I'll be hosting a class this Friday at Oceanic starting 5:30.

Here are some examples (imgur album link):

Oceanic Corals Advanced Rockwork - Imgur

Feel free to ask me any questions beforehand!


----------



## Dietmar (Dec 15, 2011)

Sounds like an idea. One could always use fresh ideas.
Is there a cost involved?


----------



## albert_dao (May 28, 2012)

Zero cost. Just pop by and I'll share my methods


----------



## Dietmar (Dec 15, 2011)

albert_dao said:


> Zero cost. Just pop by and I'll share my methods


:bigsmile:


----------



## gmann (Mar 26, 2013)

thank you for posting this...

definitely dropping by


----------



## albert_dao (May 28, 2012)

gmann said:


> thank you for posting this...
> 
> definitely dropping by


Awesome!

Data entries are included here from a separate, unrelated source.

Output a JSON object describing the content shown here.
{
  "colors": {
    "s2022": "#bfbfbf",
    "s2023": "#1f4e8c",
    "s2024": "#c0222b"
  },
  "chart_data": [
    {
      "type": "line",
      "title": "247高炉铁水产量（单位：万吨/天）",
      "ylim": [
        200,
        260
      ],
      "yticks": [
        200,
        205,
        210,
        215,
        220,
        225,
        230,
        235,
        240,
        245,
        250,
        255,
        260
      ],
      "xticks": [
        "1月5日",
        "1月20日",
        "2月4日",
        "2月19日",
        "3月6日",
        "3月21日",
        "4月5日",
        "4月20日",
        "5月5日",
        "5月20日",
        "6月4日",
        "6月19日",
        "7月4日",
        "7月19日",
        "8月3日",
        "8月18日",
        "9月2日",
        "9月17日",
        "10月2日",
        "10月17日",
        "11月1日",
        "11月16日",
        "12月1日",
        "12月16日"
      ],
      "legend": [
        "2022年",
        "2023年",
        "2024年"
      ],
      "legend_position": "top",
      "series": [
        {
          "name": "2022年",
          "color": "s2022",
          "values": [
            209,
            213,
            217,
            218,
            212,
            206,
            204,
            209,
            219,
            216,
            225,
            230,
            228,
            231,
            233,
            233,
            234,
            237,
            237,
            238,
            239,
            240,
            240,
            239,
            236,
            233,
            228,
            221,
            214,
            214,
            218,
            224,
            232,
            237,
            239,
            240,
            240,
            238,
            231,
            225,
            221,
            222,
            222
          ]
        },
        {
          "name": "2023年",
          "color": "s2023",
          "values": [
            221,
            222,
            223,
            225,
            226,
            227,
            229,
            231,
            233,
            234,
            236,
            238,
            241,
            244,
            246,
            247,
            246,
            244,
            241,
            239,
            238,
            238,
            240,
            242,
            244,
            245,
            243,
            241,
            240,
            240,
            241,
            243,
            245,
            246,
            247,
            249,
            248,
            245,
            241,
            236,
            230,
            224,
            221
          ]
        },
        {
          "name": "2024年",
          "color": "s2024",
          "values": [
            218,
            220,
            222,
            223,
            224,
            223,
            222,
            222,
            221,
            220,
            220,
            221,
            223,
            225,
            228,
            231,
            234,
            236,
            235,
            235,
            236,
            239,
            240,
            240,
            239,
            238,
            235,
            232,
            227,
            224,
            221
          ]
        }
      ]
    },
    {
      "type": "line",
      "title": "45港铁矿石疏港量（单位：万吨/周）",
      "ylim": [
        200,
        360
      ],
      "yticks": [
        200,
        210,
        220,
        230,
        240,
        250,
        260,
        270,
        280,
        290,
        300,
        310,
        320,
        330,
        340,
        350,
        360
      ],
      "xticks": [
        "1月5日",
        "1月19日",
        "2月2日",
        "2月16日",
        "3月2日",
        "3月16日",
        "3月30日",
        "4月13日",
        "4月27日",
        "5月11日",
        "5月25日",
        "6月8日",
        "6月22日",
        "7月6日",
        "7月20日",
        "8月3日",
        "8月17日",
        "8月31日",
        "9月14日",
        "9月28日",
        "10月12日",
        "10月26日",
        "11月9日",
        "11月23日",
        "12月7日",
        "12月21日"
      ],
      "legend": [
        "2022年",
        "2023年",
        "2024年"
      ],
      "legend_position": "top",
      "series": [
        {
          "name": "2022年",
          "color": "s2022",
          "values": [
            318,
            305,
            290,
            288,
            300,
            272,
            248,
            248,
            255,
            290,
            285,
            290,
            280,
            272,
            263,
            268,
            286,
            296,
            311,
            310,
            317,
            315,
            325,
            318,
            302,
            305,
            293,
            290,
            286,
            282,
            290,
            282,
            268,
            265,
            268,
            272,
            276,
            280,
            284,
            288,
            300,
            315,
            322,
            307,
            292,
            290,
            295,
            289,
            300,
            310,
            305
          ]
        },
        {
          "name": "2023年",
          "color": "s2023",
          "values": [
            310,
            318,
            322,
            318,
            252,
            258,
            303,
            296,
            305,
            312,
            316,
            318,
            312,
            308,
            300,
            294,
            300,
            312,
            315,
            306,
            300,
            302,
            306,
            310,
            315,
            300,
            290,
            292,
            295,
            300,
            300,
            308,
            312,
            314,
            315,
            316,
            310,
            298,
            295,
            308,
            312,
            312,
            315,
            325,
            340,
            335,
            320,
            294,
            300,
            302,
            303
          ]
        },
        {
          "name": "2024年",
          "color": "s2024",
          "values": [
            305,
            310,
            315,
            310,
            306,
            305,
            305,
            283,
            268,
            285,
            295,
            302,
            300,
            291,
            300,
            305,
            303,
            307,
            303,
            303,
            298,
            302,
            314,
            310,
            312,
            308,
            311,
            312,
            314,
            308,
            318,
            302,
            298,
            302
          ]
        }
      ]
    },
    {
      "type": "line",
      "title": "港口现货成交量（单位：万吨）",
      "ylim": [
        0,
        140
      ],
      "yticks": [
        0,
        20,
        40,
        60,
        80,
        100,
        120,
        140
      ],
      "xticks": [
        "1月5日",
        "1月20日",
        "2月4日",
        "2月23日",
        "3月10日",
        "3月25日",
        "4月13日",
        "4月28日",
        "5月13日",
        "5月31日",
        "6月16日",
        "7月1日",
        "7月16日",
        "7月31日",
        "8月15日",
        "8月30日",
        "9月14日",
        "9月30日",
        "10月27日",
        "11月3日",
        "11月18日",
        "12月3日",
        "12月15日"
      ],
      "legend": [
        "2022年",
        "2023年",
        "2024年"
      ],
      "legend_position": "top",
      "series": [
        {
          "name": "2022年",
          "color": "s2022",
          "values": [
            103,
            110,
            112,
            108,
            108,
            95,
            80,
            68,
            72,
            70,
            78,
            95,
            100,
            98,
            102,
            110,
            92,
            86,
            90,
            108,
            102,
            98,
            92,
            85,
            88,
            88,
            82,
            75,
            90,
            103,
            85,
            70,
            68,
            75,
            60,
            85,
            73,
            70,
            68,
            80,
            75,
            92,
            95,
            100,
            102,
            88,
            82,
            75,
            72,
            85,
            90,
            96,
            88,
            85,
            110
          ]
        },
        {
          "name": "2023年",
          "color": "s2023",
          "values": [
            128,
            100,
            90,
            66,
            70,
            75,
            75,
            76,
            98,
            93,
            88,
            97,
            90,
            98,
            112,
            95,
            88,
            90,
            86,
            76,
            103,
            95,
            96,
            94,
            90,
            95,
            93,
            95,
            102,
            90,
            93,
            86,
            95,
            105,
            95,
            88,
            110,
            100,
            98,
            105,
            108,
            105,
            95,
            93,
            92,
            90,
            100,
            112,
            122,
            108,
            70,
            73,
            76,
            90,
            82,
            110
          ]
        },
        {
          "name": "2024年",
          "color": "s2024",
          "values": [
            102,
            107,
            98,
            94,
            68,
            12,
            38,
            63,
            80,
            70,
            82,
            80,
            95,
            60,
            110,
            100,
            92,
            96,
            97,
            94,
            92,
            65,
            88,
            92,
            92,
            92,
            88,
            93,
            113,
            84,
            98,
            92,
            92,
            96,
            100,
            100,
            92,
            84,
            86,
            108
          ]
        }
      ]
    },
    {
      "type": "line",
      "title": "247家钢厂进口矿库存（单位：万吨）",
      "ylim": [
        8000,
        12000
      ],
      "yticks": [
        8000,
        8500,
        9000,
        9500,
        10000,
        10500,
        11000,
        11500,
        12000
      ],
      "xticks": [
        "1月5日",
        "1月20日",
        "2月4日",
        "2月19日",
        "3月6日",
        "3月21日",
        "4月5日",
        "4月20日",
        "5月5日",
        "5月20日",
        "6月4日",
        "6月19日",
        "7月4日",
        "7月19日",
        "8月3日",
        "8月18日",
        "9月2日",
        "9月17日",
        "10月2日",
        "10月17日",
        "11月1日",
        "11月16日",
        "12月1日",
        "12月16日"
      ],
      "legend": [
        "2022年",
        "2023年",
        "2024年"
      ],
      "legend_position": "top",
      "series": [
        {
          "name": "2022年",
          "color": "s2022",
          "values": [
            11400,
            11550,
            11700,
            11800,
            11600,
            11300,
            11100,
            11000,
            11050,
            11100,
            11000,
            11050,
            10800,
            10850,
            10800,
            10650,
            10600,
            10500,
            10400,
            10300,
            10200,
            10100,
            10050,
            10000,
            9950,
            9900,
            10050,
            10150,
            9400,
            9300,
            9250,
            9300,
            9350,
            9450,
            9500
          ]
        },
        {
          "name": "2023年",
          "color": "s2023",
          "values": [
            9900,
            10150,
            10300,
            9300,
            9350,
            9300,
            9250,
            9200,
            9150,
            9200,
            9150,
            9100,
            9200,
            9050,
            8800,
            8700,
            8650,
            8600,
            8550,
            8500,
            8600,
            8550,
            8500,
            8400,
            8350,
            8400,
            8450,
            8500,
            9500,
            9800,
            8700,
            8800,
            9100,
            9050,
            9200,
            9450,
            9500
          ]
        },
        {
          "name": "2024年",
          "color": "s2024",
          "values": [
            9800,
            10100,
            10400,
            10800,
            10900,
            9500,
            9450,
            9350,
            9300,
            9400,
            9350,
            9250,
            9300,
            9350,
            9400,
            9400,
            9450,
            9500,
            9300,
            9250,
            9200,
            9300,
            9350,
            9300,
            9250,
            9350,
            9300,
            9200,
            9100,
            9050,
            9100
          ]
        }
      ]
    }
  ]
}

Will be great to see everyone


----------



## Dietmar (Dec 15, 2011)

Thank you Albert for hosting this and Tyler for helping out. I learned a lot. Especially about that neat plasticized concrete mix. Sure hides the zap straps and stays in place, bonding structures together as well. If you have a creative urge, thats the method that will work for you.
Lots of fish and coral there in Aldergrove, a must go see


----------



## Nemo1 (Aug 11, 2011)

Oops just saw the post..

When are u doing the class again?


Sent from my iPhone using Tapatalk


----------